A Michigan native, Joan took on all of this with the stoicism and no- nonsense manner associated with the Midwest. But three words were a whole other matter.
“It can’t be always,” she said. “One of us is going to die, and it’s probably first going to be me.”
Six years later, as I worked at Roland Garros, Joan entered the hospital, the result of an infection that made it impossible for her to walk. All that summer of 2010, she bounced back and forth between the hospital and a skilled nursing facility.
“Things will work out,” she said. “I’ve always had faith in you, so now it’s your turn to have faith in me. It will all work out.”
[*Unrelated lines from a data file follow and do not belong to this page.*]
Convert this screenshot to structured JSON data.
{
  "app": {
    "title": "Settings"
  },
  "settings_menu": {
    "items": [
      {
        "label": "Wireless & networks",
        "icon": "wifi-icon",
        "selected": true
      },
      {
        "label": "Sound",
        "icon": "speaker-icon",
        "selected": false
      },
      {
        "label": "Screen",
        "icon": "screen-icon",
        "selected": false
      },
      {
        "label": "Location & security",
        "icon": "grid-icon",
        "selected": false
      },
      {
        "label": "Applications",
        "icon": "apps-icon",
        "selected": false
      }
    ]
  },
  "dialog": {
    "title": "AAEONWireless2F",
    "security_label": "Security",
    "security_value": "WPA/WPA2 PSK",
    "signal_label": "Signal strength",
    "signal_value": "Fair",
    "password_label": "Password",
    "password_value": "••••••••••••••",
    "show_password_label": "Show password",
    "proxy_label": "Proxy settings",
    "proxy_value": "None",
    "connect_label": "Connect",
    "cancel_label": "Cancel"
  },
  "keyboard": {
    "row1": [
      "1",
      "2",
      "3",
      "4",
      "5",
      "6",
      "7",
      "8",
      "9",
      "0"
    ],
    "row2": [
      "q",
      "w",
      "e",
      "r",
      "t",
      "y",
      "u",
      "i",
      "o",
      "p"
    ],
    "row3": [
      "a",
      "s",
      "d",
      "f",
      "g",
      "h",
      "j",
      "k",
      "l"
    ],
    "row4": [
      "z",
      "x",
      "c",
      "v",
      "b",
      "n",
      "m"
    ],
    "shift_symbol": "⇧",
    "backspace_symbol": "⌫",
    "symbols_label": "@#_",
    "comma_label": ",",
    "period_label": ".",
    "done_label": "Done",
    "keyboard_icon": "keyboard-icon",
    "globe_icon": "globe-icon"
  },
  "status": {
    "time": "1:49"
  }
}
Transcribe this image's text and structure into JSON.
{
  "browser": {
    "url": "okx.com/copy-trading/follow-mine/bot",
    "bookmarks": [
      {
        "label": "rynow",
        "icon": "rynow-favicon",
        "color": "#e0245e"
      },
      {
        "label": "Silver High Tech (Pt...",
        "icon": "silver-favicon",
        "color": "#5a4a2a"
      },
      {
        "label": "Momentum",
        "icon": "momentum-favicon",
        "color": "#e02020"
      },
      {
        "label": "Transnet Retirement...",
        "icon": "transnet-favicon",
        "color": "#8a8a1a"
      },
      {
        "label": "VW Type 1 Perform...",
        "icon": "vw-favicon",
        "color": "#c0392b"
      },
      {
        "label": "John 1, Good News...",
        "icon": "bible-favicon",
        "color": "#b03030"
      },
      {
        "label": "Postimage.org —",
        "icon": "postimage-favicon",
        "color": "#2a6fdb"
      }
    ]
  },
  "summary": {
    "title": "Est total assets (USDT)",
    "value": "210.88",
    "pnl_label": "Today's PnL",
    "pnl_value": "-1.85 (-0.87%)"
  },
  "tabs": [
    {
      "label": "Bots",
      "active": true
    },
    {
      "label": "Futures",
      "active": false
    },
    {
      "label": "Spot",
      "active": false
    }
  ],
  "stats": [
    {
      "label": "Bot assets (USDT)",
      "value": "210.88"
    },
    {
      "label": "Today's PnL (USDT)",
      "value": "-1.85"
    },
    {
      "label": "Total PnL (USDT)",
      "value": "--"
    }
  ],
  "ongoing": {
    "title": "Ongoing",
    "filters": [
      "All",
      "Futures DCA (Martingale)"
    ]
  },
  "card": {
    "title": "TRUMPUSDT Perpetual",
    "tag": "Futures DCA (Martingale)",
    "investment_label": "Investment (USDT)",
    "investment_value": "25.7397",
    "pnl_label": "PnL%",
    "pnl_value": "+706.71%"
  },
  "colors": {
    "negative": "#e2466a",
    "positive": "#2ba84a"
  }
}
She’d also said many times that she was aware that part of things working out was that she would die.
Now if you’re a tennis goon like me, you might know the meaning of September 2. It’s Jimmy Connors’ birthday, an occurrence made most vivid in 1991, the year he turned 39 and beat Aaron Krickstein in a match that has been shown so much on television that it’s become tennis’ version of “It’s A Wonderful Life.” Joan and I had watched it too, by that time on a color TV.
By late August of 2010, Joan had been in the hospital for more than three months. Events had taken such a turn that I’d told Tennis Channel I was unable to attend and work at that year’s US Open. On Thursday the 26th, I received a call from Joan’s doctor.
“The antibiotics aren’t working.”
By Saturday, she was in the hospital’s hospice.
As the 2010 US Open got underway two days later, I recalled a trip I’d taken there 20 years earlier (my first US Open with a media credential). “It could be Jimbo’s last Open,” Joan had told me. “You have to go. Go to the Open. Be open. Good things can happen.”
She was right. I’d bumped into Connors that day in 1990, spent the better part of the afternoon and evening with him as he practiced and walked the grounds like an exiled CEO. As we exited past 10:30 p.m., Connors cast his eyes at Louis Armstrong and said to me, “If I ever get back there, that place is going to rock and roll.” As the world found out 12 months later, Connors was true to his word. The whole experience jump-started my quest to write the book.
By September 2, 2010, Joan was unable to speak.
“The war is over,” I told her early that morning.
Barely an hour later, she drew her last breath.
And I’ve followed guys to the ends of the earth just to play them again.
This marks my seventh straight trip to the US Open without Joan. Does it get easier? Harder? Less pain? More pain? Are these even the right questions?
It is powerful and meaningful to mark this anniversary and draw on the support of so many, on the vast friends and colleagues, acquaintances and numerous faces that comprise the tennis world. It was an odd thing: Connors had shown me the value of fierce self-reliance, of maniacal lone wolf-like independence that bordered on the paranoid.
But maybe there was more to the tennis than that. The data of the sport could warrant that everyone was a potential opponent. Faith showed something else, that just around the corner from solitude was a community.
For surely, somewhere, somehow, deep, deep, deep, even Connors and McEnroe must know that they in some odd way even love one another for all they mutually created and helped one another find inside their own hearts and souls. And if that’s true for those two warriors, surely it’s a viable notion for all others who are part of this crazy sport of supreme individualism. We build community, a good friend told me the week after Joan died, when we share our wounds. Lines are meant to be hit.
As we watched that ’82 US Open on that 12-inch TV, I turned to Joan. “I want to be a part of that world,” I told her.
“Don’t you see?” she said. “You already are.”